For many of the speakers, the leaked ruling was not exactly a surprise. “We’ve had years and years to protect abortion rights at the federal level,” said Hayley Banyai-Becker of New Era Colorado. “They just became state law in Colorado. Now that we’re facing the unimaginable it’s time to meet the moment. It’s time to hold every lawmaker accountable, not just for their actions, but inactions.”
Meanwhile, Colorado Republican leaders praised the draft Supreme Court ruling.
Kristi Burton Brown, Chair of the Colorado GOP and former FEC United president, supported the leaked draft. “If this report is true, then countless lives have been saved,” she said in the release. “Like the majority of Americans, Republicans believe that every single life is precious and that every child is worth saving.
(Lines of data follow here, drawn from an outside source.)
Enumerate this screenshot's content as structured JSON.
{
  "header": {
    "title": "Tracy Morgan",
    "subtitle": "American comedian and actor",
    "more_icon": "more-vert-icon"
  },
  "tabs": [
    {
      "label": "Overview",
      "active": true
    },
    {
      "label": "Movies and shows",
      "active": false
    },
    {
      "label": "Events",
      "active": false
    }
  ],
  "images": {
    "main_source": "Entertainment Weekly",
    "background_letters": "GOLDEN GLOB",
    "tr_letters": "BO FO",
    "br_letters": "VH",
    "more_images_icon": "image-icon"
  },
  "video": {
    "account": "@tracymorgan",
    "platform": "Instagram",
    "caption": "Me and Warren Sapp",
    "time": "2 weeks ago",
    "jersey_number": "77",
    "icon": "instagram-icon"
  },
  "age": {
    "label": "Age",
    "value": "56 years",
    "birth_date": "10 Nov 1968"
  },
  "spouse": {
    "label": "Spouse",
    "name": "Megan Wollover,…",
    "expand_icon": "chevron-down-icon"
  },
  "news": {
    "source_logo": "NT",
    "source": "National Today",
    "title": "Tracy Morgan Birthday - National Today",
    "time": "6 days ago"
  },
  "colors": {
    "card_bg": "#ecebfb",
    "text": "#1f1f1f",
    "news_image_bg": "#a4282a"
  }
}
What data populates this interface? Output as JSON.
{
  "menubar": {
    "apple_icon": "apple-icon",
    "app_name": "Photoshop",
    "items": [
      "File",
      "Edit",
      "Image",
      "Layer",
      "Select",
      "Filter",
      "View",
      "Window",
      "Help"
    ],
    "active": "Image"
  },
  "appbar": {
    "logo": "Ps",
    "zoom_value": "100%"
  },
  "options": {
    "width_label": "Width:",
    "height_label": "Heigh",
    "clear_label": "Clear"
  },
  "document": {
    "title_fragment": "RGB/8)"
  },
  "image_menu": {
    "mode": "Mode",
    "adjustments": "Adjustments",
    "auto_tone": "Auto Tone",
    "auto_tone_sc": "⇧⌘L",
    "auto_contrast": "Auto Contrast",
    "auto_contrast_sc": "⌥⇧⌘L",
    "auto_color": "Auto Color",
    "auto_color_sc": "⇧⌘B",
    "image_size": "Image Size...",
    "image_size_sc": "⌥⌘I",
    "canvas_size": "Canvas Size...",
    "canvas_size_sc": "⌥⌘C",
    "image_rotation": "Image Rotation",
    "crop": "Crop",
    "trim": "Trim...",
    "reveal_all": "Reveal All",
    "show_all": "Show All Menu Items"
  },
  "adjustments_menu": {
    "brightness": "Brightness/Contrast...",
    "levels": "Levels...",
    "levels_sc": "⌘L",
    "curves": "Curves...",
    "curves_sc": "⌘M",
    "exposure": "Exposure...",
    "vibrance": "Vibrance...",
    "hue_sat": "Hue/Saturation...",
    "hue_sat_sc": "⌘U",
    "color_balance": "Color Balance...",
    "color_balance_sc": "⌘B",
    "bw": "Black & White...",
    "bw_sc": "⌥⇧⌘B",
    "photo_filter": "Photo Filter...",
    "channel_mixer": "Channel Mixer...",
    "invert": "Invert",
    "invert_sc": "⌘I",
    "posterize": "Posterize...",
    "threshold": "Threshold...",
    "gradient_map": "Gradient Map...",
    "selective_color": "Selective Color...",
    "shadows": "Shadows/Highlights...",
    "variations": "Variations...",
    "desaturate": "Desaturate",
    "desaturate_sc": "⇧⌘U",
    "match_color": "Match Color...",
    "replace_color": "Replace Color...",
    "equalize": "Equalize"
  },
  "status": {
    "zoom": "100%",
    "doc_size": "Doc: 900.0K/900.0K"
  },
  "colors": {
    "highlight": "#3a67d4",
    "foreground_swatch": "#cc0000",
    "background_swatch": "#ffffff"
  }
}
Equal rights are not equal until they extend to every human being. I pray that the Supreme Court releases an official decision that recognizes that fact. We must all choose to keep working until every child is protected, every woman is supported, and every family is strong.”
During this legislative session, Republicans introduced three unsuccessful bills to ban or otherwise restrict abortion access in Colorado. Colorado voters overwhelmingly support the right to an abortion. Ballot initiatives, which would ban all abortion, including for rape and incest, have consistently been proposed — and rejected — by voters in Colorado during election years since 2008, which saw Amendment 48, the nation’s first “fetal personhood” initiative. GOP Chair Burton Brown, then just 19 years old, was the face of that first campaign, which failed by a 3 to 1 margin. Signatures are currently being collected for Initiative 56, the sixth attempt at banning abortion in Colorado.
“This is a heavy, hard moment,” said Gonzales. “I’m a little tired of having to be this resilient, but we’ll be resilient because our ancestors have fought for us to be here in this moment so that our future generations can not only survive, but thrive.”